Massachusetts, through MassDEP, has a decades-long history of effectively and successfully administering other federal environmental programs in areas of drinking water, hazardous waste, and clean air, as well as other state water programs such as Title 5, wetlands, and water management. In seeking authorization from EPA to administer the NPDES program, MassDEP will continue to promote the use of science-based water monitoring information during permitting decisions and will provide ongoing effective technical assistance to permittees. Furthermore, adding the NPDES program to MassDEP’s portfolio will promote an integrated process in which a single agency can work with cities and towns across the Commonwealth to the protect Massachusetts’ water quality as well, if not better, that the EPA while minimizing the number of permit appeals and legal challenges.

MassDEP will also embrace the concept of integrated planning and will work closely with local partners to establish a program that takes a holistic view of clean water requirements and implementation schedules.
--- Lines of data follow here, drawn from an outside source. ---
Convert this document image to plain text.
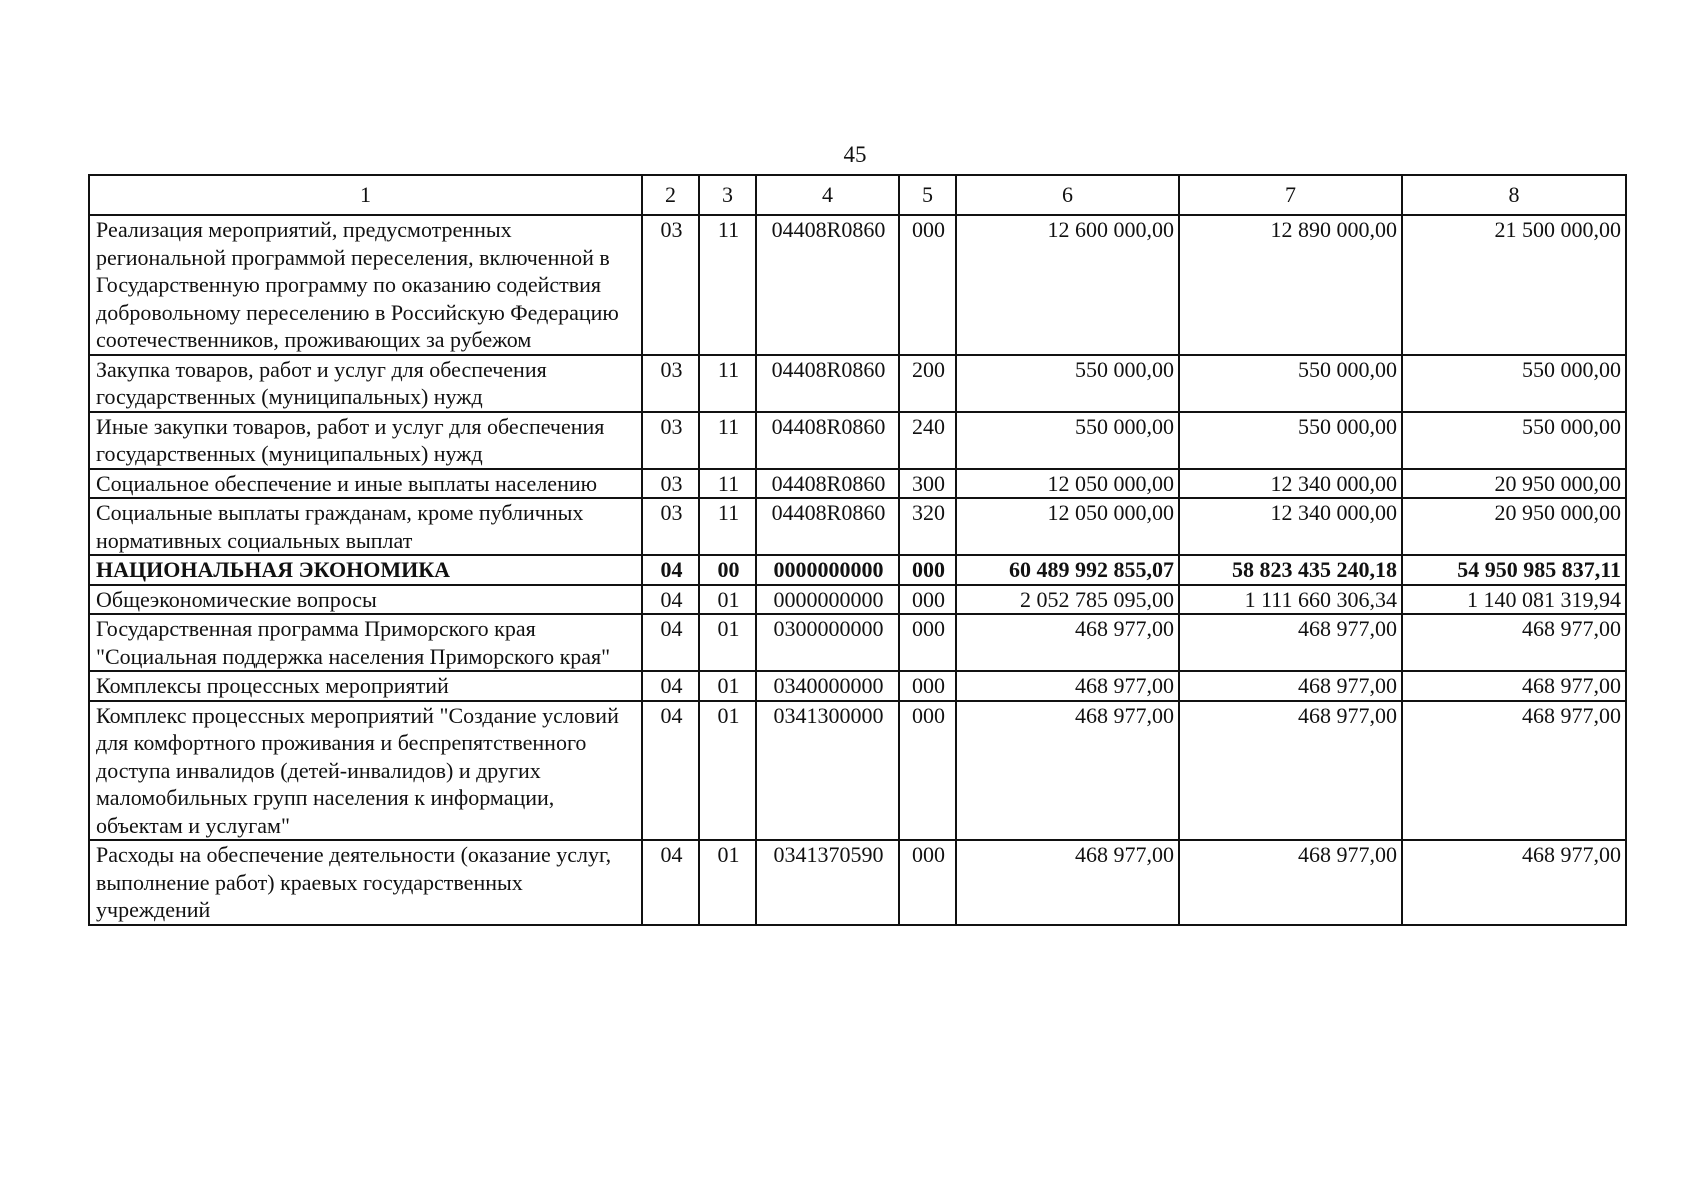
45
1	2	3	4	5	6	7	8
Реализация мероприятий, предусмотренных региональной программой переселения, включенной в Государственную программу по оказанию содействия добровольному переселению в Российскую Федерацию соотечественников, проживающих за рубежом	03	11	04408R0860	000	12 600 000,00	12 890 000,00	21 500 000,00
Закупка товаров, работ и услуг для обеспечения государственных (муниципальных) нужд	03	11	04408R0860	200	550 000,00	550 000,00	550 000,00
Иные закупки товаров, работ и услуг для обеспечения государственных (муниципальных) нужд	03	11	04408R0860	240	550 000,00	550 000,00	550 000,00
Социальное обеспечение и иные выплаты населению	03	11	04408R0860	300	12 050 000,00	12 340 000,00	20 950 000,00
Социальные выплаты гражданам, кроме публичных нормативных социальных выплат	03	11	04408R0860	320	12 050 000,00	12 340 000,00	20 950 000,00
НАЦИОНАЛЬНАЯ ЭКОНОМИКА	04	00	0000000000	000	60 489 992 855,07	58 823 435 240,18	54 950 985 837,11
Общеэкономические вопросы	04	01	0000000000	000	2 052 785 095,00	1 111 660 306,34	1 140 081 319,94
Государственная программа Приморского края "Социальная поддержка населения Приморского края"	04	01	0300000000	000	468 977,00	468 977,00	468 977,00
Комплексы процессных мероприятий	04	01	0340000000	000	468 977,00	468 977,00	468 977,00
Комплекс процессных мероприятий "Создание условий для комфортного проживания и беспрепятственного доступа инвалидов (детей-инвалидов) и других маломобильных групп населения к информации, объектам и услугам"	04	01	0341300000	000	468 977,00	468 977,00	468 977,00
Расходы на обеспечение деятельности (оказание услуг, выполнение работ) краевых государственных учреждений	04	01	0341370590	000	468 977,00	468 977,00	468 977,00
“We are looking forward to working with cities, towns, advocates and all partners who are working on water quality issues,” said MassDEP Commissioner Martin Suuberg. “Our proposal includes an important commitment to science, to ensure work related to water quality stays up to date and that we are in close contact with those who are working on these issues.”

“This is very good news for Massachusetts, because MassDEP has a well-deserved reputation as both a tough and fair enforcement agency,” said Geoffrey C. Beckwith, Executive Director of the Massachusetts Municipal Association. “Because MassDEP works with cities and towns every day, we are confident that this integrated enforcement approach will deliver stronger results for the environment with less bureaucracy, and will provide greater responsiveness to all communities and stakeholders.”

The legislation will be part of a submittal made by MassDEP to EPA’s New England Regional Office in Boston. As part of its application, MassDEP will be required to demonstrate that it has developed an effective plan for managing the NPDES program, that its legal authorities are sufficient to meet federal requirements and that a plan for funding is in place. While the formal submission cannot be made until the Baker-Polito Administration’s proposal receives legislative approval, MassDEP is continuing to consult with EPA on delegation requirements and will develop other elements of the plan for submittal.

MassDEP is responsible for ensuring clean air and water, safe management and recycling of solid and hazardous wastes, timely cleanup of hazardous waste sites and spills and the preservation of wetlands and coastal resources.